Le carré comprenant le visage de Gabrielle Lurré disparut pour laisser celui du présentateur prendre toute la place, tandis que ce dernier recentrait son regard sur la caméra en face de lui.

- Et cette information de dernière minute, qui vient juste de nous parvenir, annonça-t-il, le Président de la République vient de s'exprimer au sujet de l'attentat, il affirme avoir été approché par les commanditaires de l'attentat, un groupe terroriste appelé « l'Armée Noire » qui auraient souhaité entamer des négociations avec lui.
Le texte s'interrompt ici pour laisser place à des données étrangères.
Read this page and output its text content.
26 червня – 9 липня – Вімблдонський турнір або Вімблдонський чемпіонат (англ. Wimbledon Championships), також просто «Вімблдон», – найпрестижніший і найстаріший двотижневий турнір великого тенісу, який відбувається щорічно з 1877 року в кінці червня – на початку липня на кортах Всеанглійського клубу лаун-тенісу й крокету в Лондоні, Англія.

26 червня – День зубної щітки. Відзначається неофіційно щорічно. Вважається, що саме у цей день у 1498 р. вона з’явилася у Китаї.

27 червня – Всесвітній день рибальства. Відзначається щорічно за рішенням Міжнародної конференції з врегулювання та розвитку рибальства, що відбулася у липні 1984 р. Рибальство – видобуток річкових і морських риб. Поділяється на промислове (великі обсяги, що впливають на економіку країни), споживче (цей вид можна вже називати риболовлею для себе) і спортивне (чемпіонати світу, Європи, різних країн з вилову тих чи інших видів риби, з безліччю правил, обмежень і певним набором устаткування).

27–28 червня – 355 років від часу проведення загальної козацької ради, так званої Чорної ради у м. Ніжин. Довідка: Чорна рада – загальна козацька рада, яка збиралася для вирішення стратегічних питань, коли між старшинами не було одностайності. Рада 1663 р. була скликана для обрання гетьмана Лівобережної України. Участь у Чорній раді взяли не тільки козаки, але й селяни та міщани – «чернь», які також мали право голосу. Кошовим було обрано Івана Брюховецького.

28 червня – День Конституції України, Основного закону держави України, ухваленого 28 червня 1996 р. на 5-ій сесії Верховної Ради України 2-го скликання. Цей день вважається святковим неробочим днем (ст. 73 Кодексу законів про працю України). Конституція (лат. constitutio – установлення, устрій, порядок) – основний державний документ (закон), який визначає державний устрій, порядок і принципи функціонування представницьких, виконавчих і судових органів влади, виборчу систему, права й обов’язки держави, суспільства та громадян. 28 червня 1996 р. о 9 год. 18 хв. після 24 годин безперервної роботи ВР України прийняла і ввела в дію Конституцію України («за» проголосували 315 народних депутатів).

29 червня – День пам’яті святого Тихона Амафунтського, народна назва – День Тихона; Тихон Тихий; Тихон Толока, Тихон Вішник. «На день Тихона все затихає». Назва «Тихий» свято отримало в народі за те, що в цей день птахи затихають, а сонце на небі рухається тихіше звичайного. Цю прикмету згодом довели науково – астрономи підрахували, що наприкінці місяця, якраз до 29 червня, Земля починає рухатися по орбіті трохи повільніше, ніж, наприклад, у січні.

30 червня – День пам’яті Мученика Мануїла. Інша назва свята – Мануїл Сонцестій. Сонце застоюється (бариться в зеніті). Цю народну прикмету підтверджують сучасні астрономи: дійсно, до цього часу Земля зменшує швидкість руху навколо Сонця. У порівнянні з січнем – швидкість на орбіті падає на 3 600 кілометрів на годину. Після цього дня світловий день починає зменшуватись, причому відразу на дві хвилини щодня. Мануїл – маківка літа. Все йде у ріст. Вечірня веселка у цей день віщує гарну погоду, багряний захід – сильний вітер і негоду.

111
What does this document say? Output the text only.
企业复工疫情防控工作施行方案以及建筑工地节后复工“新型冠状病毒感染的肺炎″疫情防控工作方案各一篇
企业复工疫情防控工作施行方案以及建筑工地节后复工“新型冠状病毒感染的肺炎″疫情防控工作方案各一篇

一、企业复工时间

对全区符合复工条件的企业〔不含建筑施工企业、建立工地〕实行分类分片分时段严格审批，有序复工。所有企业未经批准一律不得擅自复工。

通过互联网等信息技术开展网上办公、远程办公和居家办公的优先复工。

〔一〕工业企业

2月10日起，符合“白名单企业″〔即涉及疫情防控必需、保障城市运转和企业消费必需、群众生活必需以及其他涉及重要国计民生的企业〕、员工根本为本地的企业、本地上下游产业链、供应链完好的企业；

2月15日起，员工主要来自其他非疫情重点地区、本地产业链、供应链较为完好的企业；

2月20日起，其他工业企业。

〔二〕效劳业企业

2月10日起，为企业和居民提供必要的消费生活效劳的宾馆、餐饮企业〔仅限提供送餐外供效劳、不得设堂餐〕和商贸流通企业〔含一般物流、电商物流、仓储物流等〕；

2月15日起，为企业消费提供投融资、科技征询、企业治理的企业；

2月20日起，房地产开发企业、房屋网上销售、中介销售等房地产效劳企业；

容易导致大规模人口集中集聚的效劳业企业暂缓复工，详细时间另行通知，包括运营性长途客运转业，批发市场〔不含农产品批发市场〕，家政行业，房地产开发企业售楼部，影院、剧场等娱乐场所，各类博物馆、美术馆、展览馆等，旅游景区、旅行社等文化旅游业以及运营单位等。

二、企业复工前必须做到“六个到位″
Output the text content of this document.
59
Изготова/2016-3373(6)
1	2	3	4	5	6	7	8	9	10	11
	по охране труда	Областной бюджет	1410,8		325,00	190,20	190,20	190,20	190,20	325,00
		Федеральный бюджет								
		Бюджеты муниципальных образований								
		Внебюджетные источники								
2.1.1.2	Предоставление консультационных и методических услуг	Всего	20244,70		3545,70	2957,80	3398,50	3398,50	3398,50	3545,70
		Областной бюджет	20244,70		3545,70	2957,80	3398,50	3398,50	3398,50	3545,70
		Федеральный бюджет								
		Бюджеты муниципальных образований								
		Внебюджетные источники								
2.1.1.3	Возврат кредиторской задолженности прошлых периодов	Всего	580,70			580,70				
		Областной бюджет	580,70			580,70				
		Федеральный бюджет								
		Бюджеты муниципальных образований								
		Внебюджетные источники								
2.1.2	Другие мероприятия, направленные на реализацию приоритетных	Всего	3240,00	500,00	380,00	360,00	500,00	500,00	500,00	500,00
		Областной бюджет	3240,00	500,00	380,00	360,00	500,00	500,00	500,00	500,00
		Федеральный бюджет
Le Président a par la suite tenu à dire qu'il ne céderait sous aucun prétexte devant cette violence et qu'il refusait toute forme de dialogue avec les terroristes. Je vous propose de l'écouter, c'était il y a quelques instants.

- N.I.A, tu peux couper, décrétai-je.

L'immense projection bleue se volatilisa aussi vite qu'elle était apparue. Je laissai retomber les bras le long de mon corps.

- C'est le signal, murmura Samuel. Marx a dû tenter de parler avec lui, sans grand succès.

- Sans le maire comme intermédiaire, ce n'est pas très étonnant, nota Tribal.

Je ne dis rien, les yeux encore fixés sur mon téléphone. Puis je sautai sur mes jambes et me rendis au pas de charge près des Soldats endormis. J'avais reçu l'ordre de mettre la suite en marche dès le fameux signal, et le refus du président de capituler me semblait tout à fait correspondre.

- Soldats, aboyai-je, debout. On lève immédiatement le camp.

- Luna, on est en plein jour, s'écria Tribal juste derrière moi, tout en rassemblant pourtant ses affaires.

- Exact. Une journée idéale pour visiter les catacombes, non ? Au moins on sera au frais. Sam, rassemble ton groupe de ce matin. On va se séparer en deux au lieu de trois, tu prendras l'oreillette de Tribal.

- A vos ordres, ricana le GEN blond.

- Et Tribal, ajoutai-je, ne fais pas cette tête de déterré, on ne va pas passer par l'entrée officielle. Les catacombes courent sous tout Paris, il y a plein de moyens d'y accéder.

- Si on va dans une zone non-habilitée au public, je suis sûr qu'on va tomber sur des macchabées, grommela le grand Noir dans sa barbe ce qui m'arracha un sourire. Et on va jusqu'où comme ça ?

- Les jardins du Luxembourg, lâchai-je. On va faire sauter le palais, mais cette fois, on ne cible pas directement les humains.

- Rien que ça, soupira Tribal.

Je regardai du coin de l'œil mon meilleur ami ranger son arme dans son holster et rajuster son armure souple. Je vérifiai ensuite le fonctionnement des puces, et remis Pierre sous influence. Je n'éprouvais pas la moindre inquiétude, du fait qu'il ne s'agissait que de causer des dégâts matériels, et non de tuer. Toutefois, l'opération ayant lieu en plein jour et au nez et à la barbe de tout le monde, elle risquait d'être délicate.